Перед избой что-то вроде сеней без потолка — вверху обгорелые стропила стояли полого, как бы жались к земле. И все тут жалось к земле, и потому рамы, врезанные прямо в стены, как бы лежали на боку, а не стояли во весь прежний рост. И потолок был низкий, и матица, если не согнуться, лежала прямо перед глазами. Бревна в стенах, прихваченные пожаром, были оскоблены, нагара на них не было, но они казались осмугленными. Опрятно белела печь, кровать стояла в углу, стол перед окном. Все это охватил Дмитрий одним взглядом, как когда-то привычно выбирал избы для нужд армии.

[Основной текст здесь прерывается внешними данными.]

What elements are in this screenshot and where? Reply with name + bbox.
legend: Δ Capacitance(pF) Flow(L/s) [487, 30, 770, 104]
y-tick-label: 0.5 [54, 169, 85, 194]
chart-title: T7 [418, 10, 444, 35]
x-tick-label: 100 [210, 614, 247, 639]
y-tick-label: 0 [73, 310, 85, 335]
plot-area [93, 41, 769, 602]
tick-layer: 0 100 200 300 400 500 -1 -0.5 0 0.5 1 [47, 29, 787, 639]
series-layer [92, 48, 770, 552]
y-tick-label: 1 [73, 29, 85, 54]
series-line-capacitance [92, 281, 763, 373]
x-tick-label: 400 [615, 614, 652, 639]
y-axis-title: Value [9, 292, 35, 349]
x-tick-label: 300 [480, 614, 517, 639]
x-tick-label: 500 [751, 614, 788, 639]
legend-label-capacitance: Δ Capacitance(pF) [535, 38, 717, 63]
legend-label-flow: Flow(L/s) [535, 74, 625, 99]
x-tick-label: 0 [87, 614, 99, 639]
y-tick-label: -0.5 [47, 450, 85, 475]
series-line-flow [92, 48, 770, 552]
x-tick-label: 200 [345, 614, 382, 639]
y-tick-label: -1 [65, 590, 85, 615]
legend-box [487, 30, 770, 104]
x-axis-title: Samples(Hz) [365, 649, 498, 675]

Глав у него наметан, и, когда он стал потом боевым командиром, это ему пригодилось.
Мать уже суетилась у печки, звенел на шестке таганок: весна, не топит, да и зачем топить — одна-одинешенька, на неделю испечет хлеб, а иной раз и месяцами не заводит квашенки, пресные сочни да оладьи с картошкой. Но для сына-то она уж приберегла. Для кого теперь беречь-то — один остался, на всем белом свете один.
На шестке с веселым треском разгоралась лучина, и в трепетном свете маленького костерка Дмитрий вновь увидел на лице матери странную улыбку — детскую, наивно-благостную — и почему-то испугался.
— Да ты не беспокойся, мама, у меня есть что позавтракать. Разгрузи-ка мешок. Там и тушенка, и колбаса, и хлеб. В госпитале меня снабдили.